Inhibitory effect of dsRNA TLR3 agonist in a rat hepatocellular carcinoma model.

Hepatocellular carcinoma (HCC) is one of the most common types of malignant tumor. Studies have demonstrated that the toll­like receptor 3 (TLR3)/interferon pathway is inhibitory in cancer cell proliferation, suggesting that the activation of this pathway may have therapeutic potential. In the present study, the inhibitory effects of BM­06, a double­stranded (ds)RNA TLR3 agonist, against HCC were studied in vivo. Using a 2­acetylaminofluorene-induced HCC rat model, histological examination and analysis of corresponding biomarkers following treatment with BM-06, showed a decrease in tumor growth and cell proliferation, and an increase in apoptosis compared with that in a phosphate­buffered saline control group. In addition, the observed antitumor effect of BM­06 in the HCC rat model was demonstrated to be superior to the known TLR3 agonist, polyinosinic-polycytidylic acid.

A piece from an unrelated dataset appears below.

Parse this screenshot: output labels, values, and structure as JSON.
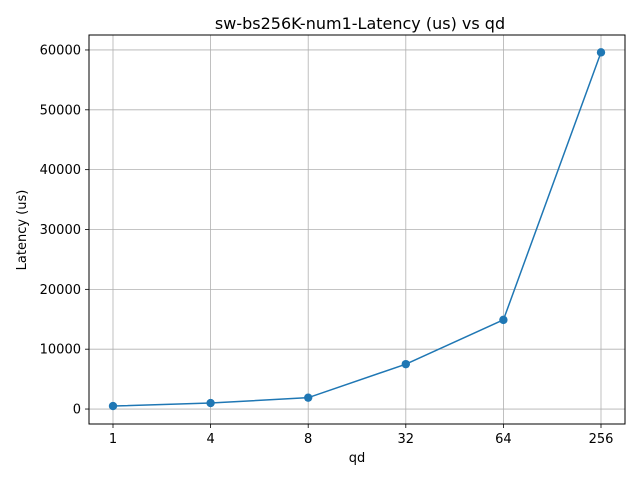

TLR3 dsRNA agonist inhibits growth and invasion of HepG2.2.15 HCC cells.

Toll-like receptor 3 (TLR3) is a pattern-recognizing receptor that is involved in immune signaling and plays a crucial role in survival by being able to recognize various viral components including double-stranded RNA (dsRNA). TLR3 expression and function in cancer cells are not well understood. In this study, we investigated whether TLR3 agonist dsRNA (BM-06) can inhibit proliferation and invasion, and promote apoptosis in HepG2.2.15 cells. HepG2.2.15 cells secreting hepatitis B virus (HBV) were treated with BM-06 and poly(I:C). Western blot analysis and PCR were employed to determine pharmacodynamic changes in biomarkers relevant to TLR3 signaling. Cell proliferation, invasion and apoptosis were analyzed by CCK-8 assay, transwell assay and flow cytometry. The expression of HBsAg, and HBcAg was observed by immunohistochemistry. Compared with untreated cells, pharmacological NF-κB activity of the TLR3 pathway by BM-06 (1.734-fold) or poly(I:C) (1.377-fold) was induced. By western blot analysis, we found that dsRNA induced TLR3-activated HepG2.2.15 cells which expressed NF-κB levels predominantly in the cytoplasmic fraction but fewer signals in the nucleus. BM-06 inhibited the proliferation, invasion and secretion of HBV, and induced apoptosis in HepG2.2.15 cells. In addition, the antitumor effects of BM-06 were superior to poly(I:C). Pharmacological activation of the TLR3 pathway by BM-06 can inhibit HepG2.2.15 cell growth.